Sujet : Re: This is Not America
De : bill.sloman (at) *nospam* ieee.org (Bill Sloman)
Groupes : sci.electronics.designDate : 25. Sep 2024, 04:46:13
Autres entêtes
Organisation : A noiseless patient Spider
Message-ID : <vd012a$3i2pj$1@dont-email.me>
References : 1 2 3 4 5 6 7
User-Agent : Mozilla Thunderbird
On 25/09/2024 5:12 am, john larkin wrote:
On Tue, 24 Sep 2024 14:57:09 -0400, bitrex <user@example.net> wrote:
On 9/23/2024 10:51 PM, Bill Sloman wrote:
>
We just fired a PhD. Great theorist, no common sense.
>
Didn't have enough sense to flatter John Larkin as fulsomely as he
should have done. Or maybe a bad case intellectual integrity.
>
>
If someone want a "great theorist" who can also sling solder and knows
their way around a bench that seems like something to be resolved at the
interview stage, not however many months or years later.
>
But yeah everyone I know myself included has been turned down for
positions where despite being very familiar with the potential
employer's actual problem they prefer to discuss some other random thing
not significantly related to the job description as written, up to and
including sports or what my relationship with my mother is like
(seriously.)
>
I optimistically chalk it up to "cultural differences" but I do prefer
employers do that sorting at the interview stage.
It's a fact that you don't really know a person until you work with
them.
Designing things is a mix of technology and personality. It's hard to
interview for both.
In my last case, the person wanted to do fancy complex slow expensive
stuff to solve simple problems.
Some bosses do make that complaint a lot. They also resist any suggestion that the problem is any more complicated than they originally thought, and don't want to sit through a tedious explanation of what is actually going on.

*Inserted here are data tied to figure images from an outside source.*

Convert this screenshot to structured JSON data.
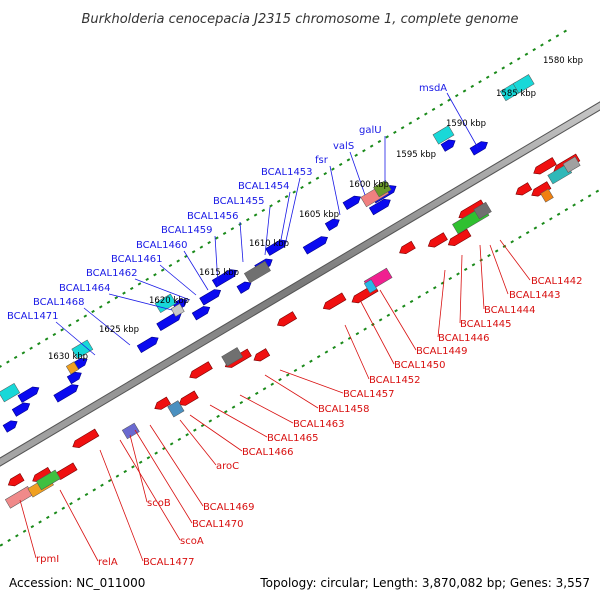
{
  "title": "Burkholderia cenocepacia J2315 chromosome 1, complete genome",
  "footer": {
    "accession": "Accession: NC_011000",
    "info": "Topology: circular; Length: 3,870,082 bp; Genes: 3,557"
  },
  "kbp_labels": [
    "1580 kbp",
    "1585 kbp",
    "1590 kbp",
    "1595 kbp",
    "1600 kbp",
    "1605 kbp",
    "1610 kbp",
    "1615 kbp",
    "1620 kbp",
    "1625 kbp",
    "1630 kbp"
  ],
  "top_labels": [
    "msdA",
    "galU",
    "valS",
    "fsr",
    "BCAL1453",
    "BCAL1454",
    "BCAL1455",
    "BCAL1456",
    "BCAL1459",
    "BCAL1460",
    "BCAL1461",
    "BCAL1462",
    "BCAL1464",
    "BCAL1468",
    "BCAL1471"
  ],
  "bottom_labels": [
    "BCAL1442",
    "BCAL1443",
    "BCAL1444",
    "BCAL1445",
    "BCAL1446",
    "BCAL1449",
    "BCAL1450",
    "BCAL1452",
    "BCAL1457",
    "BCAL1458",
    "BCAL1463",
    "BCAL1465",
    "BCAL1466",
    "aroC",
    "BCAL1469",
    "BCAL1470",
    "scoB",
    "scoA",
    "BCAL1477",
    "relA",
    "rpmI"
  ],
  "colors": {
    "forward_gene": "#0a0af0",
    "reverse_gene": "#f01010",
    "trna": "#18d8d8",
    "backbone": "#808080",
    "tick": "#1a8a1a"
  }
}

The late Ian Crutwell of Cambridge Instruments was remarkably clever, but really didn't want to know that the - much better - lanthenum boride electron source that we'd put into the electron beam microfabricator emitted a fairly tight cone of electrons, so we had to had add a double deflection system to the electron gun to make sure that the beam was pointed in the right direction as well as pointed at the right place.
We did it anyway, and when every column started reliably delivering the 20uA of beam current we needed, Ian forgave us.